"Jangan pernah lagi main ke rumah simbah edan!“ Bapak menegur begitu Alang menampakkan diri. ”Orang tidak waras malah dikunjungi dan didengarkan perkataannya. Kalau sudah demikian, lalu siapa yang sebenarnya gila kecuali si penanggap itu sendiri!“
Alang pulang terlambat. Ia lupa waktu karena mendengarkan cerita Simbah yang menarik mengenai dua tokoh wayang yang seringkali digunakan untuk menggambarkan dunia perempuan. Di mata Alang, Simbah Bisma tak sungguh-sungguh edan dalam artian hilang akal. Laki-laki tua itu hanya mencari pelarian untuk mengisi kekosongan hidupnya.

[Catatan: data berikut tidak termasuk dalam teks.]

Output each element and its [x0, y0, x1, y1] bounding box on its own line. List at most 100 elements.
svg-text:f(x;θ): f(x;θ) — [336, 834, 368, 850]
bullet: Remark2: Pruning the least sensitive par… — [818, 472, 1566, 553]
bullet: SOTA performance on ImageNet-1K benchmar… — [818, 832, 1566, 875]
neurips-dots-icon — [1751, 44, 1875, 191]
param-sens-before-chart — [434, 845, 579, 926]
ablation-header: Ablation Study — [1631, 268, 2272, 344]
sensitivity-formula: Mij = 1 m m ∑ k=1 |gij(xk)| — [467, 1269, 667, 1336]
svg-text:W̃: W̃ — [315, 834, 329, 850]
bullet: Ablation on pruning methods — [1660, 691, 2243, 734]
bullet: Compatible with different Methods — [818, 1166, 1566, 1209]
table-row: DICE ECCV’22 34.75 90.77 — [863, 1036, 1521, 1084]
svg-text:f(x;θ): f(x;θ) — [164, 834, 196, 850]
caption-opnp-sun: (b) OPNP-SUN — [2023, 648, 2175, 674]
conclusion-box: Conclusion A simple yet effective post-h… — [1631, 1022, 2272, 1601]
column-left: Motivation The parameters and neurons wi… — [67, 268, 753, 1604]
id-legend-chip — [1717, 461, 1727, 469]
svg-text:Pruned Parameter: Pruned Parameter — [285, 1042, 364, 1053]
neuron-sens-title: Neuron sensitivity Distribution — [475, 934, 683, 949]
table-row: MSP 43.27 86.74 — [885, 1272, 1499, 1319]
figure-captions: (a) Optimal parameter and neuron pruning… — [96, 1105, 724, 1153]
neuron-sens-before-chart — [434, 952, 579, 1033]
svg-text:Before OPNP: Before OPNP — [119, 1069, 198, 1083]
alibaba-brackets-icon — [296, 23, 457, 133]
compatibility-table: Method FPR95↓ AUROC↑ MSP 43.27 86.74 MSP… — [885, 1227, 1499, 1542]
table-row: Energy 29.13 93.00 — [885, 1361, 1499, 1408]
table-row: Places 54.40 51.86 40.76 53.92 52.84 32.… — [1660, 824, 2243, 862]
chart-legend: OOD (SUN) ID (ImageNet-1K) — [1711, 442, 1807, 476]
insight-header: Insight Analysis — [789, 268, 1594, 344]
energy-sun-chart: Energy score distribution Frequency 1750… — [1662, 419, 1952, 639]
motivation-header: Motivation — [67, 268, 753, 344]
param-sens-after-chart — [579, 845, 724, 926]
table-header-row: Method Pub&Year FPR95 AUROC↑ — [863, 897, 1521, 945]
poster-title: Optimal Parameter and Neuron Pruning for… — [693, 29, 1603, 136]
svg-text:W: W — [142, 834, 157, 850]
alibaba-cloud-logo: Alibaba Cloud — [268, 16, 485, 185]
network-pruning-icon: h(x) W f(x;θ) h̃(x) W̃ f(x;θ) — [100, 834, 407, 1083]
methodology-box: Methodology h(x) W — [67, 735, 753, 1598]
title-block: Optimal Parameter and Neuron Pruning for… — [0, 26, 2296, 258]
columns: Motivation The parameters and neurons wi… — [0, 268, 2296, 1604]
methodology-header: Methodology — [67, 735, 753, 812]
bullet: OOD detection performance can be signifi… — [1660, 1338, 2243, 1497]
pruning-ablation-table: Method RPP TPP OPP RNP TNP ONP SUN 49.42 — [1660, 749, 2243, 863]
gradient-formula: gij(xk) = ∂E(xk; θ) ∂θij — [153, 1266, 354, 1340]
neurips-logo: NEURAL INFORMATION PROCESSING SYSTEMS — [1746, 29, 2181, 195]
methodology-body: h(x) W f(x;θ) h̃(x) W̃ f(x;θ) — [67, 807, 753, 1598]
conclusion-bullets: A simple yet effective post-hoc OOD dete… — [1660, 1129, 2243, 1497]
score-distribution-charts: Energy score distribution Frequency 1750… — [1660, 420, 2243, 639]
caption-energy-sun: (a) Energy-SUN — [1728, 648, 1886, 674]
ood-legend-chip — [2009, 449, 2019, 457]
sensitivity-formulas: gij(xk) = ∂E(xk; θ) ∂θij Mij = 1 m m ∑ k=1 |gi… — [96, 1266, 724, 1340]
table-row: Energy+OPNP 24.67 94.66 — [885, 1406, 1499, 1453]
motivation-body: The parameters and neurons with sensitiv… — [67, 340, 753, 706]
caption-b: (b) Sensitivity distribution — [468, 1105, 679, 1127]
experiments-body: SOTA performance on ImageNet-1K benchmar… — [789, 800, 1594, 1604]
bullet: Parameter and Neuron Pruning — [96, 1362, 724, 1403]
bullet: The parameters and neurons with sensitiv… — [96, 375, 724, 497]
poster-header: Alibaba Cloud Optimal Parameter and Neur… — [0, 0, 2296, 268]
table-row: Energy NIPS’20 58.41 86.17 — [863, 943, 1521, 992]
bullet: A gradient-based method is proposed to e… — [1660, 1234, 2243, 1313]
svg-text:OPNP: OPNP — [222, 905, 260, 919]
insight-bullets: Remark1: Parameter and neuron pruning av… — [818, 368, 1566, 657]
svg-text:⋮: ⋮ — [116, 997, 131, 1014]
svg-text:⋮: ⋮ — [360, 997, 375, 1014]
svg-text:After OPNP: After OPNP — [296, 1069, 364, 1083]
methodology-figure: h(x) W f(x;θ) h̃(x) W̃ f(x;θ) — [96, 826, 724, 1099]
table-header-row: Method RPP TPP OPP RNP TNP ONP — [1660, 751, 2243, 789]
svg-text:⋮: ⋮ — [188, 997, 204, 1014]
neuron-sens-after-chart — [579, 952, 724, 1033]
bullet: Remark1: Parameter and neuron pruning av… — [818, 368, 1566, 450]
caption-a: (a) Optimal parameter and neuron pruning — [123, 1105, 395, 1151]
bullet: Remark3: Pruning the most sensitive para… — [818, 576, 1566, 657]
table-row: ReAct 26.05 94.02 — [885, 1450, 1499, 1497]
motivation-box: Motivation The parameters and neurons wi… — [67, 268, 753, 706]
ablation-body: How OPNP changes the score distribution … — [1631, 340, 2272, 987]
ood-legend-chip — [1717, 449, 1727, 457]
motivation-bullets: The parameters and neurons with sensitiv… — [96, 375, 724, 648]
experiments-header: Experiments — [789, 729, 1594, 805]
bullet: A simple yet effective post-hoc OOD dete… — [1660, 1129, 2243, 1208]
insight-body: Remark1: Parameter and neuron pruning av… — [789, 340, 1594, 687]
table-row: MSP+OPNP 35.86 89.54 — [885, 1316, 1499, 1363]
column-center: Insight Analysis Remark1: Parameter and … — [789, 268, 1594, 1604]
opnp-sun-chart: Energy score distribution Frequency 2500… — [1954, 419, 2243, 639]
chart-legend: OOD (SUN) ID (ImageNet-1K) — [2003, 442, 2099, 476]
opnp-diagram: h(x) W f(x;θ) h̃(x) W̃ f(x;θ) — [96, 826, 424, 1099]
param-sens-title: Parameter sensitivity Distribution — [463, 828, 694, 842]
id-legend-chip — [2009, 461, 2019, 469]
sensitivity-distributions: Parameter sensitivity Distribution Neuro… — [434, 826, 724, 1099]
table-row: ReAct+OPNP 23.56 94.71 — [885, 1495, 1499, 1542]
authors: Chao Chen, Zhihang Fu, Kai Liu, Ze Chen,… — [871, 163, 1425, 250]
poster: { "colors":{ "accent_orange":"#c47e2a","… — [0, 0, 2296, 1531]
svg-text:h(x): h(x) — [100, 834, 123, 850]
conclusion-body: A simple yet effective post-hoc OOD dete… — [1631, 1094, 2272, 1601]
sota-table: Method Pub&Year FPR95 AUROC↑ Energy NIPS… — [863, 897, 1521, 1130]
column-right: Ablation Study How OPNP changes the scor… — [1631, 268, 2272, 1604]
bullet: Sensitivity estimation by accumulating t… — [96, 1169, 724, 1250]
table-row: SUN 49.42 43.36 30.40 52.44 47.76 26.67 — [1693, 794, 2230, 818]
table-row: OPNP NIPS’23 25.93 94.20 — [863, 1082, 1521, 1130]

Tak dipedulikan anggota keluarga, dianggap gila karena terlalu menggemari kesenian, lalu apalagi yang bisa dilakukan simbah kecuali merasa bahagia saat didatangi dua bocah polos untuk mendengarkan ceritanya yang menarik?
Alang tiba di rumah saat adzan Maghrib dikumandangkan. Bapak yang duduk di lincak ruang tamu sembari udut (merokok) memberi tatapan menyelidik saat anaknya mengucap salam seadanya. “Salamlekum!”
“Mengucap salam sambil terus berjalan seperti cindil!” tegur Bapak. “Dari mana kamu?”
Alang urung melanjutkan langkah menuju sumur yang terletak di halaman samping rumah. ”Dari rumahnya… Arif.”
“Dari rumahnya Arif atau simbahnya Arif?” Bapak melanjutkan perkataannya tanpa menunggu jawaban Alang. “Sudah berapa kali aku bilang, jangan bermain di tempat Simbah Bisma. Cerita-cerita itu tidak ada gunanya selain membuatmu terlena. Lupa waktu.”
Ibu melongok dari dapur, memberi tanda supaya anaknya segera mandi. Adzan Maghrib baru saja selesai berkumandang, sementara Alang belum juga membersihkan diri dan berganti pakaian.
”Jangan bicara terlalu keras mengenai Simbah Bisma. Bagaimanapun juga ia pernah menyelamatkan nyawa—”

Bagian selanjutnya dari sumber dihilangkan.